A USMLE/COMLEX Overview by Michael Lloyd, MD
Any half-decent pediatrician could generate a list a mile long for the causes of pediatric abdominal pain. Having so many possible etiologies can be daunting, and the writers of USMLE Step 1 and Step 2 exams and COMLEX Level 1 and Level 2 exams are banking on your anxiety over this endless list, making you feel like every question will be similar to the one below:
1- A child has abdominal pain. Your most likely treatment is:
A) Open laparotomy
B) A popsicle for rehydration
C) A pat on the back
D) Convince the parents that a transfusion is necessary, despite their religious beliefs.

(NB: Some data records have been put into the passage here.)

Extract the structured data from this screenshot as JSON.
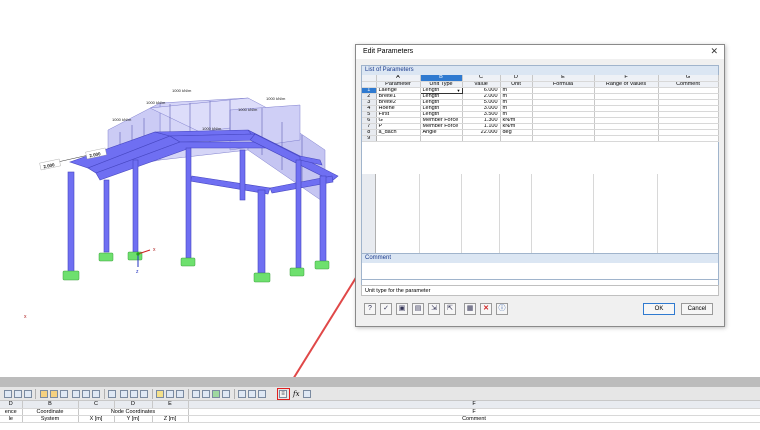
{
  "model_view": {
    "loads": [
      "1000 kN/m",
      "1000 kN/m",
      "1000 kN/m",
      "1000 kN/m",
      "1000 kN/m",
      "1000 kN/m"
    ],
    "dimensions": [
      "2.000",
      "2.000"
    ],
    "axis_x": "x",
    "axis_z": "z",
    "stray_x_left": "x"
  },
  "dialog": {
    "title": "Edit Parameters",
    "close_glyph": "✕",
    "list_title": "List of Parameters",
    "columns": {
      "letters": [
        "A",
        "B",
        "C",
        "D",
        "E",
        "F",
        "G"
      ],
      "headers": [
        "Parameter",
        "Unit Type",
        "Value",
        "Unit",
        "Formula",
        "Range of Values",
        "Comment"
      ]
    },
    "rows": [
      {
        "no": "1",
        "parameter": "Laenge",
        "unit_type": "Length",
        "value": "6.000",
        "unit": "m"
      },
      {
        "no": "2",
        "parameter": "Breite1",
        "unit_type": "Length",
        "value": "2.000",
        "unit": "m"
      },
      {
        "no": "3",
        "parameter": "Breite2",
        "unit_type": "Length",
        "value": "5.000",
        "unit": "m"
      },
      {
        "no": "4",
        "parameter": "Hoehe",
        "unit_type": "Length",
        "value": "3.000",
        "unit": "m"
      },
      {
        "no": "5",
        "parameter": "First",
        "unit_type": "Length",
        "value": "3.500",
        "unit": "m"
      },
      {
        "no": "6",
        "parameter": "G",
        "unit_type": "Member Force",
        "value": "1.300",
        "unit": "kN/m"
      },
      {
        "no": "7",
        "parameter": "P",
        "unit_type": "Member Force",
        "value": "1.100",
        "unit": "kN/m"
      },
      {
        "no": "8",
        "parameter": "a_dach",
        "unit_type": "Angle",
        "value": "22.000",
        "unit": "deg"
      },
      {
        "no": "9",
        "parameter": "",
        "unit_type": "",
        "value": "",
        "unit": ""
      }
    ],
    "comment_title": "Comment",
    "hint": "Unit type for the parameter",
    "ok_label": "OK",
    "cancel_label": "Cancel",
    "icon_buttons": [
      "help-icon",
      "check-icon",
      "save-icon",
      "open-icon",
      "import-icon",
      "export-icon",
      "grid-icon",
      "delete-icon",
      "info-icon"
    ]
  },
  "bottom": {
    "column_letters": [
      "D",
      "B",
      "C",
      "D",
      "E",
      "F"
    ],
    "header_row1": [
      "ence",
      "Coordinate",
      "Node Coordinates",
      "",
      "",
      "F"
    ],
    "header_row2": [
      "le",
      "System",
      "X [m]",
      "Y [m]",
      "Z [m]",
      "Comment"
    ],
    "toolbar_fx": "fx"
  },
  "colors": {
    "member": "#6f6ff2",
    "support": "#6ee06e",
    "load_fill": "#c9c9f5",
    "selected": "#2f7ad0",
    "arrow": "#e04848"
  }
}
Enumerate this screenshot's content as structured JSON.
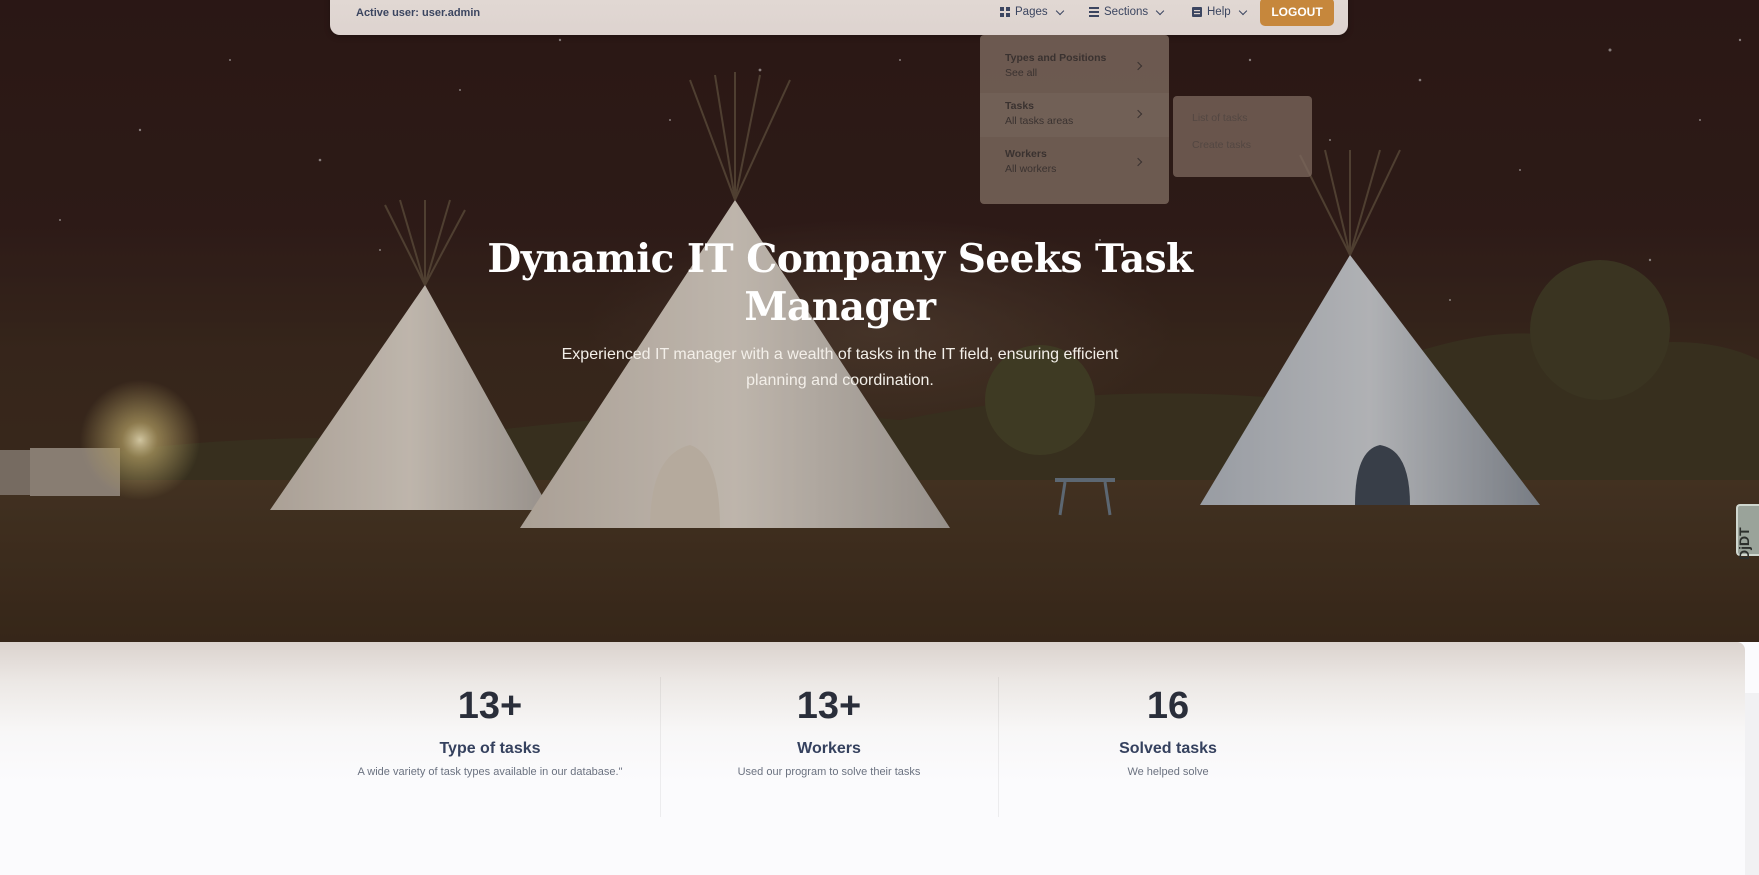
{
  "navbar": {
    "active_user": "Active user: user.admin",
    "menu": [
      {
        "label": "Pages",
        "icon": "pages-icon"
      },
      {
        "label": "Sections",
        "icon": "sections-icon"
      },
      {
        "label": "Help",
        "icon": "help-icon"
      }
    ],
    "logout_label": "LOGOUT"
  },
  "dropdown": {
    "items": [
      {
        "title": "Types and Positions",
        "subtitle": "See all"
      },
      {
        "title": "Tasks",
        "subtitle": "All tasks areas"
      },
      {
        "title": "Workers",
        "subtitle": "All workers"
      }
    ],
    "submenu": [
      "List of tasks",
      "Create tasks"
    ]
  },
  "hero": {
    "title": "Dynamic IT Company Seeks Task Manager",
    "subtitle": "Experienced IT manager with a wealth of tasks in the IT field, ensuring efficient planning and coordination."
  },
  "stats": [
    {
      "number": "13+",
      "label": "Type of tasks",
      "description": "A wide variety of task types available in our database.\""
    },
    {
      "number": "13+",
      "label": "Workers",
      "description": "Used our program to solve their tasks"
    },
    {
      "number": "16",
      "label": "Solved tasks",
      "description": "We helped solve"
    }
  ],
  "side_tab": "DjDT",
  "colors": {
    "accent": "#c6873c",
    "navbar_bg": "#ddd3cf",
    "text_dark": "#35415e"
  }
}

In fact, such questions wouldn’t be very productive on the USMLE/COMLEX; and in reality, the test writers will give you a few characteristics in each question, which will point you in the right direction. A close look at the age, gender, quality, location, associated symptoms and timing of the pain should assist you in making the diagnosis with confidence. For example, look at this USMLE question:
2- A 5-week-old male infant develops nonbilious projectile vomiting, and you palpate an olive-shaped, nontender mass in the upper middle abdominal quadrant. There is an associated hypokalemic hypochloremic metabolic alkalosis, and dehydration. What is the likely diagnosis and appropriate initial management?
A) Gastroenteritis, intravenous antibiotics
B) Hirschprung’s disease, obtain radiographs and surgical consultation
C) Choanal atresia, pass a nasogastric tube
D) Pyloric stenosis, intravenous fluids and electrolytes followed by surgical consultation
As you see in the question above, you need to know some of the distinguishing features of each disease so you can tell them apart. There are few causes of projectile nonbilious vomiting, and only one of them is associated with an olive-shaped mass in the epigastrum. At this point in the question, the writers have already given you all you need to make the diagnosis — now it’s up to you to start fluid resuscitation, and call the surgeon.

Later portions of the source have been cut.